News Release

How learning about wellbeing can benefit university students’ own wellbeing

Studying wellbeing science could be a key way of improving how today’s students cope with the pressures they face

Peer-Reviewed Publication

Swansea University

Studying wellbeing science as part of their courses could be a key way of improving how today’s students cope with the barrage of stressors they face, according to research.

Students are a high-risk population for mental ill-health and face increasing academic demands, high levels of loneliness and sustained financial pressures, which can adversely impact on mental health.

Now a Swansea University team have taken a closer look at just what impact an optional wellbeing science module offered to undergraduates would have on students’ wellbeing.

The research, by Professor Andrew Kemp and his co-authors consultant clinical psychologist Dr Zoe Fisher, of the University’s Health and Wellbeing Academy and PhD student Jessica Mead, has just been published in the journal Teaching of Psychology .

Professor Kemp, who is research lead at the School of Psychology, said: “The wellbeing of university students is deteriorating, highlighting a critical role for institutions to better support student wellbeing.”
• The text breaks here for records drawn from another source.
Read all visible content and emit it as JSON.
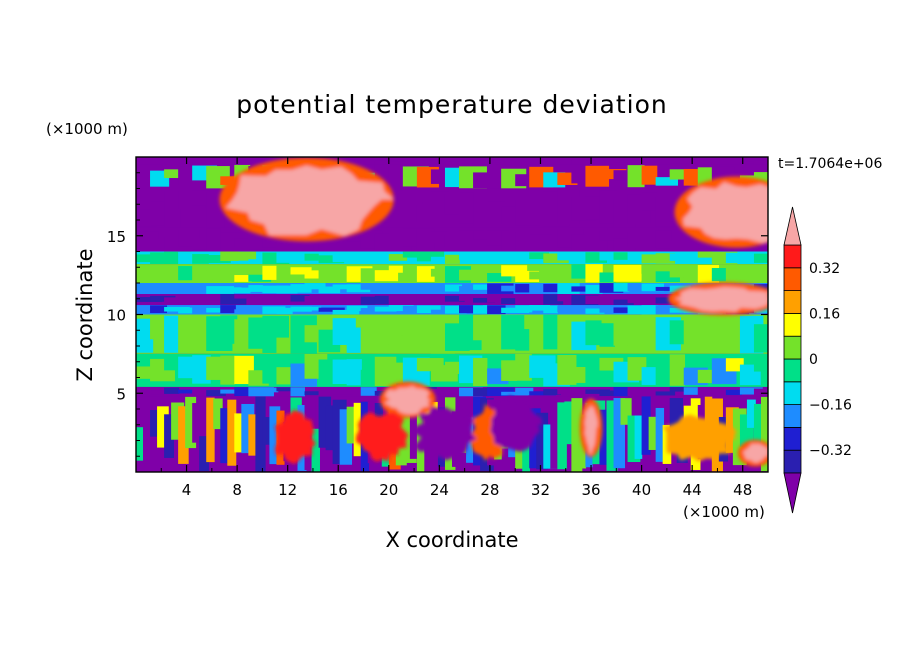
{
  "chart_data": {
    "type": "heatmap",
    "title": "potential temperature deviation",
    "time_label": "t=1.7064e+06",
    "xlabel": "X coordinate",
    "ylabel": "Z coordinate",
    "x_unit": "(×1000 m)",
    "y_unit": "(×1000 m)",
    "xlim": [
      0,
      50
    ],
    "ylim": [
      0,
      20
    ],
    "x_ticks": [
      4,
      8,
      12,
      16,
      20,
      24,
      28,
      32,
      36,
      40,
      44,
      48
    ],
    "y_ticks": [
      5,
      10,
      15
    ],
    "colorbar": {
      "levels": [
        -0.4,
        -0.32,
        -0.24,
        -0.16,
        -0.08,
        0,
        0.08,
        0.16,
        0.24,
        0.32,
        0.4
      ],
      "labels": [
        "0.32",
        "0.16",
        "0",
        "-0.16",
        "-0.32"
      ],
      "label_values": [
        0.32,
        0.16,
        0,
        -0.16,
        -0.32
      ],
      "colors_low_to_high": [
        "#7f00a8",
        "#2a1fb0",
        "#1f1fd2",
        "#1e8cff",
        "#00dcf0",
        "#00e088",
        "#74e22a",
        "#ffff00",
        "#ffa000",
        "#ff5a00",
        "#ff1a1a",
        "#f7a6a6"
      ],
      "extend": "both"
    },
    "rows_top_to_bottom": [
      {
        "z": [
          19.5,
          19.8
        ],
        "pattern": "violet-pink"
      },
      {
        "z": [
          18.0,
          19.5
        ],
        "pattern": "violet-pink-edges"
      },
      {
        "z": [
          15.5,
          18.0
        ],
        "pattern": "violet-pink"
      },
      {
        "z": [
          14.0,
          15.5
        ],
        "pattern": "violet-pink"
      },
      {
        "z": [
          13.2,
          14.0
        ],
        "pattern": "cyan-green"
      },
      {
        "z": [
          12.0,
          13.2
        ],
        "pattern": "yellow-green"
      },
      {
        "z": [
          11.3,
          12.0
        ],
        "pattern": "blue-cyan"
      },
      {
        "z": [
          10.6,
          11.3
        ],
        "pattern": "violet"
      },
      {
        "z": [
          10.0,
          10.6
        ],
        "pattern": "blue-cyan"
      },
      {
        "z": [
          7.5,
          10.0
        ],
        "pattern": "green-light"
      },
      {
        "z": [
          5.4,
          7.5
        ],
        "pattern": "green-mixed"
      },
      {
        "z": [
          4.8,
          5.4
        ],
        "pattern": "violet-blue"
      },
      {
        "z": [
          0.0,
          4.8
        ],
        "pattern": "turbulent"
      }
    ],
    "blobs": [
      {
        "x": 13.5,
        "z": 17.3,
        "rx": 6.5,
        "rz": 2.4,
        "level": "max"
      },
      {
        "x": 47.5,
        "z": 16.5,
        "rx": 4.5,
        "rz": 2.0,
        "level": "max"
      },
      {
        "x": 46.5,
        "z": 11.0,
        "rx": 4.0,
        "rz": 0.8,
        "level": "max"
      },
      {
        "x": 21.5,
        "z": 4.6,
        "rx": 1.8,
        "rz": 0.9,
        "level": "max"
      },
      {
        "x": 19.5,
        "z": 2.3,
        "rx": 2.0,
        "rz": 1.6,
        "level": "0.32"
      },
      {
        "x": 12.5,
        "z": 2.2,
        "rx": 1.7,
        "rz": 1.7,
        "level": "0.32"
      },
      {
        "x": 28.0,
        "z": 2.5,
        "rx": 1.5,
        "rz": 1.8,
        "level": "0.24"
      },
      {
        "x": 36.0,
        "z": 2.8,
        "rx": 0.5,
        "rz": 1.6,
        "level": "max"
      },
      {
        "x": 30.0,
        "z": 3.0,
        "rx": 2.0,
        "rz": 1.8,
        "level": "-0.4"
      },
      {
        "x": 24.5,
        "z": 2.5,
        "rx": 2.5,
        "rz": 1.8,
        "level": "-0.4"
      },
      {
        "x": 44.5,
        "z": 2.2,
        "rx": 3.0,
        "rz": 1.5,
        "level": "0.16"
      },
      {
        "x": 49.0,
        "z": 1.2,
        "rx": 1.0,
        "rz": 0.6,
        "level": "max"
      }
    ]
  }
}
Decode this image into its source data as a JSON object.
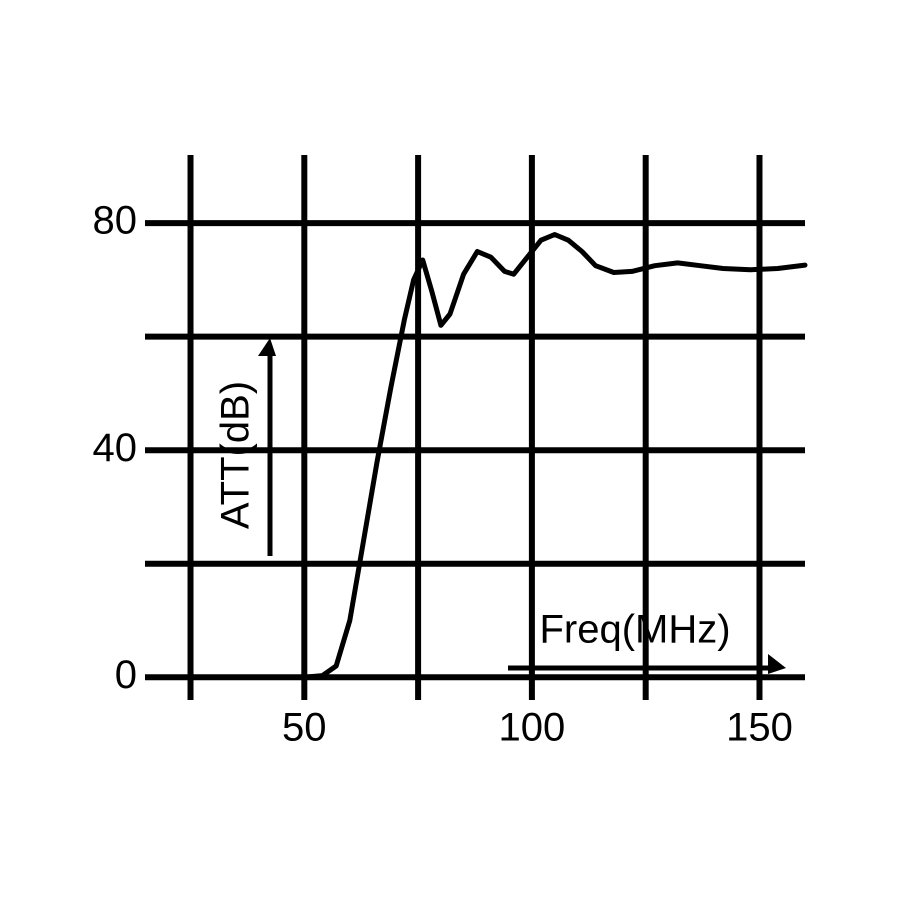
{
  "chart_data": {
    "type": "line",
    "x_label": "Freq(MHz)",
    "y_label": "ATT(dB)",
    "x": [
      25,
      50,
      54,
      57,
      60,
      63,
      66,
      69,
      72,
      74,
      76,
      78,
      80,
      82,
      85,
      88,
      91,
      94,
      96,
      99,
      102,
      105,
      108,
      111,
      114,
      118,
      122,
      127,
      132,
      137,
      142,
      148,
      154,
      160
    ],
    "values": [
      0,
      0,
      0.3,
      2,
      10,
      24,
      38,
      51,
      63,
      70,
      73.5,
      68,
      62,
      64,
      71,
      75,
      74,
      71.5,
      71,
      74,
      77,
      78,
      77,
      75,
      72.5,
      71.3,
      71.5,
      72.5,
      73,
      72.5,
      72,
      71.8,
      72,
      72.6
    ],
    "color": "#000000",
    "xlim": [
      15,
      160
    ],
    "ylim": [
      -4,
      92
    ],
    "xticks": [
      50,
      100,
      150
    ],
    "x_minor_ticks": [
      25,
      75,
      125
    ],
    "yticks": [
      0,
      40,
      80
    ],
    "y_minor_ticks": [
      20,
      60
    ],
    "grid": true
  }
}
Previous studies have explored the impact of positive psychology on student wellbeing, but this module created by the team moved beyond positive psychology, focusing on promoting a sense of connection to self, others, and nature.

He said: “Research tells us that wellbeing can be influenced by issues such as inequality and anthropogenic climate change. Our module encourages reflection on these issues and what students might do to within their capacity to address major societal issues of importance.

“While the capacity of individuals to promote their own wellbeing is greater than their capacity to promote collective and planetary wellbeing, there remains tremendous scope for individuals themselves to promote collective and planetary wellbeing alongside larger collaborative efforts through for example, volunteering and effective activism.”

The team used questionnaires to assess students’ feelings of wellbeing before and after completing the module, alongside the results from a control group which did not complete the module. Comparisons with published norms, further highlighted the beneficial impact of the module.

The team say its research is significant for several key reasons:

  • students are at high risk of developing mental health difficulties;
  • improvements in wellbeing have been shown to reduce future healthcare costs; and
  • the findings demonstrate that wellbeing can be improved despite great hardship and suffering.

Professor Kemp explained the timing of the study was particularly relevant: “Our study was conducted during the Covid pandemic and demonstrates capacity of strategically designed modules to improve student wellbeing during challenging times.

“These findings have important implications for thinking about how the education sector might support wellbeing alongside other major societal stressors such as the climate catastrophe.”